My Smartphone Epiphany
Updated: May 2, 2019
On a recent holiday to South Australia, I discovered that I had a love/hate relationship with my mobile phone. I loved that it enabled me to connect with my friends and family, but I despised the attention it demanded.
My mobile phone brings me elements of joy, it honestly does. But I also truly dislike the relationship I have with it.
I enjoy the fact that I can speak with family in Singapore via WhatsApp, at any time of day and connect with friends and family in the United Kingdom via Messenger, with complete ease. I love a good Facebook deep dive, Instagram binge session and a 24/7 quick ABC News check.
I also enjoy the fact that I no longer need to rummage through my bottom kitchen drawer to find the local Thai menu, I just search it up on Google. That’s a win for everyone, because that drawer is like a hoarder’s heaven and better left undisturbed.
I have never been the best at using maps, and the Melway ‘may’ have been thrown out of my car window in utter fury, one too many times. But this is not an issue anymore, as Siri can help me navigate my way around the backstreets of Melbourne. A win for everyone on our roads.
If you need a question answered for your essay, just consult Google. If you want a doctor’s appointment for tomorrow, you can use the online booking site. Everything, as instant as a thought. And, I’m realising, this isn’t for me.
This is our new existence and most of us are perfectly fine with this. But I’m not and I discovered on my recent holiday, I quite like the absence of my phone. When the internet is not an option, your smartphone becomes just that, a phone.
A recent study conducted by www.bankmycell.com found that the average smartphone user checks their phone 47 times a day and uses it for 2 hours and 51 minutes a day. 80 per cent of people check their phone before bed and 35 per cent check it within five minutes of waking up.

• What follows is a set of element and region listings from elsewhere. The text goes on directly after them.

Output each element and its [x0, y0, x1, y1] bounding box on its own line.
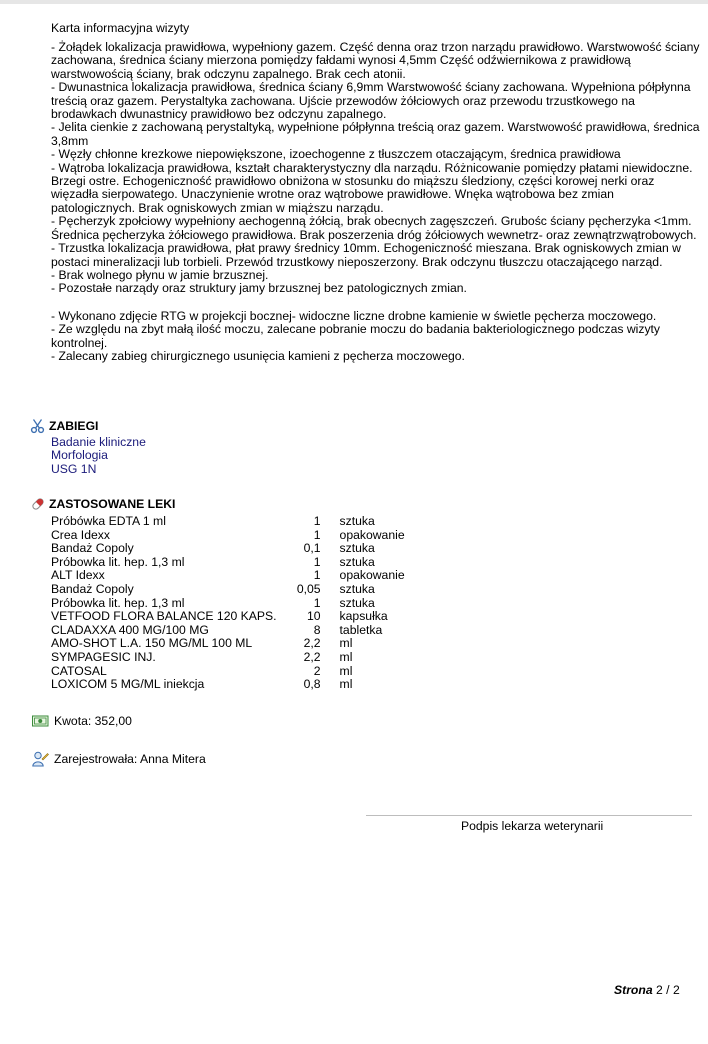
medication-unit: kapsułka [339, 609, 388, 624]
medication-name: LOXICOM 5 MG/ML iniekcja [51, 677, 205, 692]
medication-unit: ml [339, 677, 353, 692]
finding-paragraph: - Węzły chłonne krezkowe niepowiększone, izoechogenne z tłuszczem otaczającym, średnica prawidłowa [51, 147, 621, 162]
scissors-icon [30, 418, 46, 434]
medication-name: ALT Idexx [51, 568, 105, 583]
medications-section [30, 496, 690, 692]
procedures-list [51, 436, 690, 476]
medication-name: CATOSAL [51, 663, 107, 678]
medication-name: SYMPAGESIC INJ. [51, 649, 156, 664]
medication-quantity: 1 [313, 554, 321, 569]
medication-name: Bandaż Copoly [51, 581, 134, 596]
medication-row [51, 610, 405, 624]
amount-text: Kwota: 352,00 [54, 714, 132, 728]
page-current: 2 [656, 983, 663, 997]
medication-quantity: 1 [313, 568, 321, 583]
pill-icon [30, 496, 46, 512]
medication-quantity: 2,2 [303, 649, 321, 664]
medication-quantity: 1 [313, 514, 321, 528]
medication-name: Próbowka lit. hep. 1,3 ml [51, 554, 185, 569]
page-total: / 2 [666, 983, 680, 997]
recommendation-paragraph: - Wykonano zdjęcie RTG w projekcji bocznej- widoczne liczne drobne kamienie w świetle pęcherza moczowego. [51, 308, 657, 323]
page-indicator [614, 983, 680, 998]
medications-heading: ZASTOSOWANE LEKI [49, 497, 176, 511]
finding-paragraph: - Pęcherzyk zpołciowy wypełniony aechogenną żółcią, brak obecnych zagęszczeń. Grubośc ściany pęcherzyka <1mm. Średnica pęcherzyka żółciowego prawidłowa. Brak poszerzenia dróg żółciowych wewnetrz- oraz zewnątrzwątrobowych. [51, 214, 697, 242]
medication-name: Bandaż Copoly [51, 541, 134, 556]
medication-quantity: 0,8 [303, 677, 321, 692]
page-label: Strona [614, 983, 653, 997]
medication-row [51, 583, 405, 597]
finding-paragraph: - Wątroba lokalizacja prawidłowa, kształt charakterystyczny dla narządu. Różnicowanie pomiędzy płatami niewidoczne. Brzegi ostre. Echogeniczność prawidłowo obniżona w stosunku do miąższu śledziony, części korowej nerki oraz więzadła sierpowatego. Unaczynienie wrotne oraz wątrobowe prawidłowe. Wnęka wątrobowa bez zmian patologicznych. Brak ogniskowych zmian w miąższu narządu. [51, 160, 696, 215]
procedure-item: Morfologia [51, 448, 108, 463]
medication-name: Crea Idexx [51, 527, 110, 542]
medications-table [51, 515, 405, 692]
medication-name: AMO-SHOT L.A. 150 MG/ML 100 ML [51, 636, 253, 651]
procedures-heading: ZABIEGI [49, 419, 99, 433]
medication-row [51, 678, 405, 692]
medication-unit: sztuka [339, 514, 375, 528]
finding-paragraph: - Trzustka lokalizacja prawidłowa, płat prawy średnicy 10mm. Echogeniczność mieszana. Brak ogniskowych zmian w postaci mineralizacji lub torbieli. Przewód trzustkowy nieposzerzony. Brak odczynu tłuszczu otaczającego narząd. [51, 241, 685, 269]
medication-name: Próbówka EDTA 1 ml [51, 514, 166, 528]
findings-list [51, 41, 701, 296]
finding-paragraph: - Jelita cienkie z zachowaną perystaltyką, wypełnione półpłynna treścią oraz gazem. Warstwowość prawidłowa, średnica 3,8mm [51, 120, 703, 148]
medication-name: CLADAXXA 400 MG/100 MG [51, 622, 209, 637]
medication-quantity: 8 [313, 622, 321, 637]
medication-row [51, 569, 405, 583]
medication-unit: sztuka [339, 581, 375, 596]
medication-quantity: 0,1 [303, 541, 321, 556]
finding-paragraph: - Pozostałe narządy oraz struktury jamy brzusznej bez patologicznych zmian. [51, 281, 467, 296]
medication-unit: sztuka [339, 595, 375, 610]
medication-row [51, 651, 405, 665]
recommendation-paragraph: - Ze względu na zbyt małą ilość moczu, zalecane pobranie moczu do badania bakteriologicznego podczas wizyty kontrolnej. [51, 322, 664, 350]
medication-unit: ml [339, 636, 353, 651]
medication-row [51, 637, 405, 651]
medication-quantity: 0,05 [296, 581, 321, 596]
medication-row [51, 597, 405, 611]
medication-quantity: 1 [313, 595, 321, 610]
medication-unit: opakowanie [339, 527, 405, 542]
money-icon [32, 714, 48, 730]
finding-paragraph: - Dwunastnica lokalizacja prawidłowa, średnica ściany 6,9mm Warstwowość ściany zachowana. Wypełniona półpłynna treścią oraz gazem. Perystaltyka zachowana. Ujście przewodów żółciowych oraz przewodu trzustkowego na brodawkach dwunastnicy prawidłowo bez odczynu zapalnego. [51, 80, 694, 122]
medication-row [51, 665, 405, 679]
medication-row [51, 515, 405, 529]
medication-unit: ml [339, 663, 353, 678]
medication-row [51, 542, 405, 556]
report-title: Karta informacyjna wizyty [51, 21, 190, 35]
medication-quantity: 2 [313, 663, 321, 678]
medication-quantity: 1 [313, 527, 321, 542]
medication-unit: opakowanie [339, 568, 405, 583]
medication-row [51, 529, 405, 543]
registered-text: Zarejestrowała: Anna Mitera [54, 752, 206, 766]
recommendations-list [51, 310, 701, 364]
finding-paragraph: - Żołądek lokalizacja prawidłowa, wypełniony gazem. Część denna oraz trzon narządu prawidłowo. Warstwowość ściany zachowana, średnica ściany mierzona pomiędzy fałdami wynosi 4,5mm Część odźwiernikowa z prawidłową warstwowością ściany, brak odczynu zapalnego. Brak cech atonii. [51, 40, 703, 81]
registered-section [30, 751, 690, 767]
procedures-section [30, 418, 690, 476]
procedure-item: Badanie kliniczne [51, 435, 146, 449]
medication-quantity: 10 [306, 609, 321, 624]
finding-paragraph: - Brak wolnego płynu w jamie brzusznej. [51, 267, 269, 282]
medication-quantity: 2,2 [303, 636, 321, 651]
medication-unit: sztuka [339, 541, 375, 556]
amount-section [30, 713, 690, 729]
top-strip [0, 0, 708, 4]
visit-report [51, 21, 701, 363]
medication-row [51, 556, 405, 570]
medication-name: Próbowka lit. hep. 1,3 ml [51, 595, 185, 610]
medication-unit: ml [339, 649, 353, 664]
procedure-item: USG 1N [51, 461, 97, 476]
medication-row [51, 624, 405, 638]
signature-label: Podpis lekarza weterynarii [461, 819, 604, 833]
signature-line [366, 815, 692, 816]
medication-name: VETFOOD FLORA BALANCE 120 KAPS. [51, 609, 277, 624]
user-icon [32, 751, 48, 767]
recommendation-paragraph: - Zalecany zabieg chirurgicznego usunięcia kamieni z pęcherza moczowego. [51, 348, 465, 363]
medication-unit: tabletka [339, 622, 383, 637]
medication-unit: sztuka [339, 554, 375, 569]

Statistics indicate a very clear link between an increase in anxiety and smartphone use. And whilst this might seem extreme, recent studies by www.bankmycell.com show the average person taps, swipes and clicks their phone 2617 times a day. If we don’t have arthritis in our fingers and wrists already, we certainly will in years to come.
In light of my revelation, I’ve began a new relationship with my phone. I’ve been actively trying not to use it when I’m with others, when I’m engaged in another activity such as working, parenting, family time, watching tv and before I go to bed.
This has not been easy. It felt like I was going through a massive break up. I felt lost when it wasn’t by my side. I felt unsure about my safety if I ventured out without it, which is absurd given my phone is not going to save me during a brazen attack. Two hands are a better defence than one.
I have regained my freedom and I no longer feel so tied to my smartphone. I can live without it and recently forgot to take it with me a few times.
The relationship I had formed with my smartphone wasn’t healthy. It had become a security blanket and used during times when silence and boredom is perfectly okay. When pockets of piece and moments of nothing re-enter your life, something strange begins to happen.
That awful ‘hurried’ feeling disappears. That unnerving feeling of urgency around needing to respond, to answer, to search, to comment, to check and check again, goes. And what happens next is a feeling of control and a sense of calm.
I’m putting it out there and encouraging everyone to genuinely assess the relationship they have with their phone. If you are feeling like your phone is demanding more from you than you would actually like, try breaking up with your device and implementing some firm boundaries.
At the end of the day, how you choose to fill your moments is up to you. But I ask you this, when you last swiped through your Facebook or Instagram feed, what did you see? Can you recall the last 10 posts you liked or commented on? I can almost guarantee that you will not be able to remember them. Those moments spent tapping and clicking, were moments taken away from creating your own memories.